И он достал из-за пазухи тонкую рукопись в зеленой, как листья, обложке. Рус ахнул.
– Да ты!.. Ты понимаешь, что натворил?! Теперь меня вором считать будут! Меня?!
И без размаха съездил Лису в ухо, тот рухнул как подкошенный. Правда, тут же вскочил, держась за ухо.
– Почему тебя? Я же спер?
– Да потому, – скрипнул зубами Рус, – что я ушел, а книжица пропала. Ежу понятно, кто украл! Ты вернешься, а я нет. Значит, на меня думать будут!
– А кто тебе сказал, что я вернусь?
– Ты дурака не валяй, через год имя получишь и женишься. Заживешь как все.
– На ком? На Настьке? И даром не нать. Я все обдумал, Рус, у меня шансов нет, с тобой иду.
– Ты это серьезно?
– А ты? Не надо иметь семи пядей во лбу, чтобы понять, что невеста у нас одна. И пока ее староста не сбагрит кому-нибудь, других не предвидится. А остальные девки малы еще. Их ждать до седой бороды можно.
Руслан почесал короткую бородку. Такая очевидная мысль не приходила ему в голову. А значит, его женитьба на Насте была спланирована старостой заранее, и он сам дал ему повод. Отсюда следует, что кража рукописи не воровство, а наказание подлого старосты. Такой расклад Руслану понравился. Он повеселел и хотел в порыве чувств хлопнуть Лиса по плечу, но тот ожидал другого, поэтому отпрыгнул метра на два.
– Ты чего?
– Правильно, все правильно ты сказал и сделал. Надо было старосту наказать! Давай сюда книжицу, почитаю на досуге.
От такой перемены Лис опешил и, еще не вполне доверяя, опасливо протянул рукопись.
– Ты серьезно?
– А когда я шутил?
– И то верно, шутник из тебя, как из ежика птица.
– А разве ежи не летают?
– Ну это если пнешь, – рассмеялся Лис. – Куда подадимся-то?
– Людей искать, давай прямо до старой дороги. Она куда-нибудь да выведет.
Лис выразительно покрутил у виска.
– Кто на нее ступал, назад не возвращался.
– Так мы назад и не собираемся, – усмехнулся Руслан. – А что с людьми на ней происходит, там видно будет. Может, и ничего страшного. Как знать.
– Может, – пожал плечами Лис. – Да, вот еще, чуть не забыл, – сказал он, доставая хрустящий тонкий мешок, – это для книжицы. Он воду не пропускает.
– Знаю.
Руслан сунул рукопись в мешочек и, завернув, отправил за пазуху.

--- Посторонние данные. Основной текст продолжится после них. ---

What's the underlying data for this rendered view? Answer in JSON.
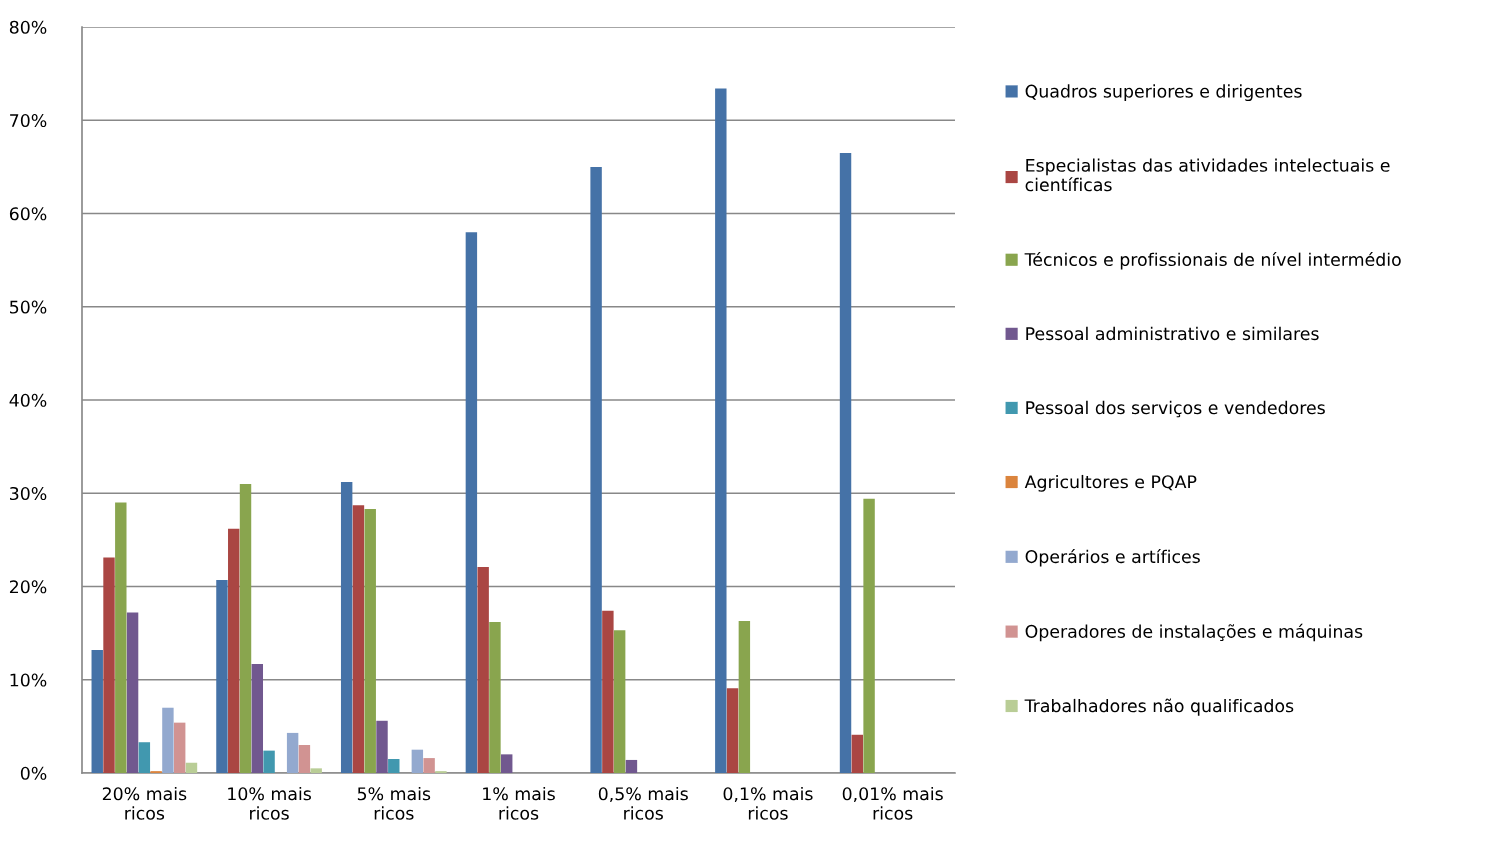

И друзья неторопливо, но, постепенно наращивая ход, двинулись по лесу. Привычка двигаться почти бегом приобреталась с детства. Зверье от поселения людей уходило все дальше. И нужно было успеть дичь добыть и засветло вернуться. Редко кто из охотников отваживался ночевать не в своем доме. Спать привязанным к дереву не у всех получалось и не всегда спасало.
Не спасало это ни от топтыгина, ни от рыси. А большой змей так подкрадывался во тьме, что, проснувшись в его объятиях, и вскрикнуть не успевали. Он сдавливал, ломал кости, поломанные ребра протыкали легкие, и вместо крика человек пускал только кровавые пузыри.
* * *
Шустрый держал в руках то, что осталось от моего ботинка. Кожа лопнула по швам и лепестками держалась на подошве, тоже, между прочим, лопнувшей. Хаймович откашлялся.
– Печально я гляжу на наше поколение, его грядущее иль пусто, иль темно… Что теперь с тобой, босоногим, делать? – спросил он у меня.
Ввиду отсутствия ответа, я пожал плечами. Ногам было зябко, и они подмерзали. Сбитый ноготь на большом пальце правой ноги кровил, теперь там у меня билось сердце. Другой обувки не было и не предвиделось. Расклад выходил грустный, как теперь шлепать по грязи? Не скажу, что ноги у меня нежные и холеные. Об пятки впору было ножик править. Однако к холоду они непривычные.